Он продолжал обирать паломников, продолжал добиваться сохранения английских субвенций. Но Лоуренс знал по Ауде и по множеству других, что на Востоке алчность иногда хорошо сочетается с величием. И он узнал за всю свою жизнь, не только на Востоке, что в самом великом человеке существует множество мелких свойств, вовсе не для того, чтобы они служили развлечением сотрудникам Министерства иностранных дел. Фейсал был не лишен достоинства — но не лишен и самодовольства; Абдулла, хотя он и был принцем, подчас мог бросить арабское движение на произвол судьбы. Король, подвергавшийся большей угрозе, чем оба его сына — ведь жестокость людей Ибн-Сауда была известна, и они ненавидели его — не собирался идти ни на какие уступки. Переговоры продолжались лишь потому, что король все время стремился добиться от Лоуренса того, чего хотел, не уступая ни в чем существенном. Этот человек, самый утомительный и зачастую самый непонятный из всех, кого встречал Лоуренс — который собирался его разбить наголову — был единственным, в ком за долгое время он узнавал королевский дух.
С Лоуренсом он говорил на том же языке, которого сам Лоуренс держался в Англии после возвращения из Европы: «Вы обещали!» Из архивов Мекки король извлек переписку с сэром Генри Мак-Магоном, копию оговорок, принятых Фейсалом по декларации Бальфура; Лоуренс знал их в целом[710]
, и, увы, знал в целом аргументы, которые выдвигал перед ним король, так как сам долгие годы выдвигал их перед всеми остальными. Он считал, что политика заканчивается там, где начинается невозможное. Но Хуссейн спрашивал его: по какому праву он, Лоуренс, одобрявший то, что Фейсал боролся до последнего дня, пока французы не изгнали его из Дамаска, собирается требовать, чтобы прежний вождь Восстания прекратил борьбу против английского мандата на Палестину?[711]Своеобразные беседы, много раз — исключительно напряженные, когда король пытался разбить Лоуренса его же прежними надеждами. А как же великая Аравия, которую он защищал в Париже, которой был одержим Фейсал в самые суровые дни войны, когда арабская армия была лишь путаницей паутины, пронизанной стеклянными туманами Азрака? Сколько раз Лоуренсу приходилось воодушевлять восстание, как он воодушевлял веру в серахин, заставлять ее вновь загораться в себе и бросать в этот огонь засохшие великие пальмы империи Омейядов? Почему одному из тех, кого, возможно, было только двое, и кто сделал смыслом своей жизни возрождение государства великих халифов, приходилось добиваться от другого, чтобы тот сам погасил последний уголек этого огня?

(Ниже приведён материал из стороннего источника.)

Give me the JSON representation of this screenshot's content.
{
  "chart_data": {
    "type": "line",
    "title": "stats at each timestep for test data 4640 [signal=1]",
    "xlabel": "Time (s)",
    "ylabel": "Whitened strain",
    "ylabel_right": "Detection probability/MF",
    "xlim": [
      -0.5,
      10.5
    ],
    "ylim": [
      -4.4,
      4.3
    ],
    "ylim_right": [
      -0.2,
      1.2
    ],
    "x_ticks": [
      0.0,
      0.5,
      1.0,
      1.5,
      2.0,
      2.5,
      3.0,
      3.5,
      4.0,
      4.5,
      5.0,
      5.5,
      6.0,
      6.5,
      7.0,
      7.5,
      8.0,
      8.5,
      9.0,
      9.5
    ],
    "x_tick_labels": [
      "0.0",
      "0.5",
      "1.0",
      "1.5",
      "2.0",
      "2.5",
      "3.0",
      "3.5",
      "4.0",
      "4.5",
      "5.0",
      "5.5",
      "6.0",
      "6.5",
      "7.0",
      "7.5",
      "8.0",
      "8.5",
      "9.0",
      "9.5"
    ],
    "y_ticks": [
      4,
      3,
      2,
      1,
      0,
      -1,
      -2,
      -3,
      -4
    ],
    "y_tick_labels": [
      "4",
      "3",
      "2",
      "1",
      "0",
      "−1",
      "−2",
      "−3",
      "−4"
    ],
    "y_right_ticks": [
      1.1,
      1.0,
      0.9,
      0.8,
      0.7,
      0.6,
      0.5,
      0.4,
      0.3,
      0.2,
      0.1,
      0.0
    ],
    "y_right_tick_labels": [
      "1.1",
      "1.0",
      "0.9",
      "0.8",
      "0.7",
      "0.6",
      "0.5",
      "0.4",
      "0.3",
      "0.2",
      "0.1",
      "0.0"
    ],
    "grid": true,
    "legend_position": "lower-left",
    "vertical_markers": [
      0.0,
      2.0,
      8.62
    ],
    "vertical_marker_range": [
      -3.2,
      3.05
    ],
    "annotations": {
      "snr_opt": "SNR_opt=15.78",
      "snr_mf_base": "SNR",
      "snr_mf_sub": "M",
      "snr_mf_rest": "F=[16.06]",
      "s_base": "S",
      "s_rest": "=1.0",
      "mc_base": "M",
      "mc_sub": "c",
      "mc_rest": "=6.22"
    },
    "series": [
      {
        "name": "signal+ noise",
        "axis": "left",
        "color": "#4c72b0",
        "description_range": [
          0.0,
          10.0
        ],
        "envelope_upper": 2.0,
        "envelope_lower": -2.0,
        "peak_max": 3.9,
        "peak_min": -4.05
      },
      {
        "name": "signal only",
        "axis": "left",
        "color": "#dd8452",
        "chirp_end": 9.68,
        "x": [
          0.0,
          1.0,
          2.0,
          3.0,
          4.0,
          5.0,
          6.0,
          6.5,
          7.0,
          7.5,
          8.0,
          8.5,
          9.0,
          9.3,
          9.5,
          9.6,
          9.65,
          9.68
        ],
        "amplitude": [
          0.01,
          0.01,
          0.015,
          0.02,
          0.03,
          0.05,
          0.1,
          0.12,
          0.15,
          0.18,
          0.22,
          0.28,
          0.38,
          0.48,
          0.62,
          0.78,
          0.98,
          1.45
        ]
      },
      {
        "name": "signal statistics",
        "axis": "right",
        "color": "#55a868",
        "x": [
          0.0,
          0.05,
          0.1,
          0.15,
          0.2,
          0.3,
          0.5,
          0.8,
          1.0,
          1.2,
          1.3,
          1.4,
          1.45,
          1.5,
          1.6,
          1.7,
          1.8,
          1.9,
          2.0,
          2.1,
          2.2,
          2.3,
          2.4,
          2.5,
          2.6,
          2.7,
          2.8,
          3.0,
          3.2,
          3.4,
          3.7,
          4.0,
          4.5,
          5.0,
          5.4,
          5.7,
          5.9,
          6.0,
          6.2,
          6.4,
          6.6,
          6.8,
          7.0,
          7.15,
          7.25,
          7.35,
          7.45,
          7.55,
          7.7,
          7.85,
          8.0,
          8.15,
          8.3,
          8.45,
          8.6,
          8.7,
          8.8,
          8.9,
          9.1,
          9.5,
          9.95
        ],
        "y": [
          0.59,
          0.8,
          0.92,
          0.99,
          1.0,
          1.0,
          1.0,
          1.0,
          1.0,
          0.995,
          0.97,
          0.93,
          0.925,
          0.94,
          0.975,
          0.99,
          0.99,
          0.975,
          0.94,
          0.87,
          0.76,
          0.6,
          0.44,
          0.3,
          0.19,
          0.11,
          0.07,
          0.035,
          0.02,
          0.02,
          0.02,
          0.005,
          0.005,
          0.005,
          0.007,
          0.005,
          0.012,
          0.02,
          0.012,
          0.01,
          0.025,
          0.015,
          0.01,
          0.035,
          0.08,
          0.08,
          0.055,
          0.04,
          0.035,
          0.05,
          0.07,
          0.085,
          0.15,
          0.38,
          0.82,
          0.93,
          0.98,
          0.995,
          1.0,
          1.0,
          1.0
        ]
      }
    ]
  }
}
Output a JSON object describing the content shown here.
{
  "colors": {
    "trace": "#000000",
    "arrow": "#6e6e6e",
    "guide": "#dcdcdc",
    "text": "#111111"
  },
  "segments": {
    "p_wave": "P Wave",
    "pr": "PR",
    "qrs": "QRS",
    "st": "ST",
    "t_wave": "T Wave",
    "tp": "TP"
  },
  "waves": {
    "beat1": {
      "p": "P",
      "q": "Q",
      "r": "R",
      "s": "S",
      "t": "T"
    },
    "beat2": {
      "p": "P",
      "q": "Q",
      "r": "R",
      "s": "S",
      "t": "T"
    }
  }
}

Свершить невозможное не способен никто. Но если великая Аравия не могла существовать, зачем было ее обещать?
Драма Лоуренса была не только морального порядка. Воплощал Хуссейн арабское дело или нет, он был неспособен им руководить: самая большая услуга, которую можно было оказать будущей великой Аравии — это освободить ее от хиджазского короля. Фейсал был коронован, Англия вышла из игры с чистыми руками, арабам отныне оставалось возродить свою империю вокруг ее исторической столицы. Но Хуссейн вынуждал его осознавать, что впервые он собирается сражаться по другую сторону баррикад; что, возможно, ему придется делать это с каждым днем все больше, по своей воле или нет.
Советники Хуссейна считали, что Лоуренс «связал себя с судьбой Черчилля так же, как связал себя с судьбой Аравии». Какой бы ни была его страсть недооценивать себя, он даже не предполагал, что такие мотивы могут им руководить. Однажды он вступил в игру. Ему твердили, что он проиграл: он считал, что выиграл. Но он играл против мирового порядка; а теперь обнаруживал, что защищает его, не потому, что он совершил предательство, а потому, что мировой порядок сильнее, чем любая человеческая воля. Разрываясь, как множество других, между неизбежностью действия и своей верностью той политике, ради которой он рисковал жизнью и в которую вовлекал свою душу, он был инструментом на службе этики; он обнаружил, что этика и политика несочетаемы. Часть его всегда об этом знала, та, что отказывалась от всякой мысли о политике в его собственной стране, с тем отрицанием, которое он всегда, даже по отношению к себе, вносил в общественные вопросы; именно поэтому он с горечью, но без колебаний согласился в Дамаске на сотрудничество с ренегатами, в которых он нуждался, в тот час, когда героические воспоминания Восстания поднимались в душе Насера, как сейчас — в его душе. Но он достаточно глубоко был вовлечен в действие, чтобы оно могло его ослеплять. Ирак был свободен, Фейсал коронован, действие умерло, и надежда вместе с ним.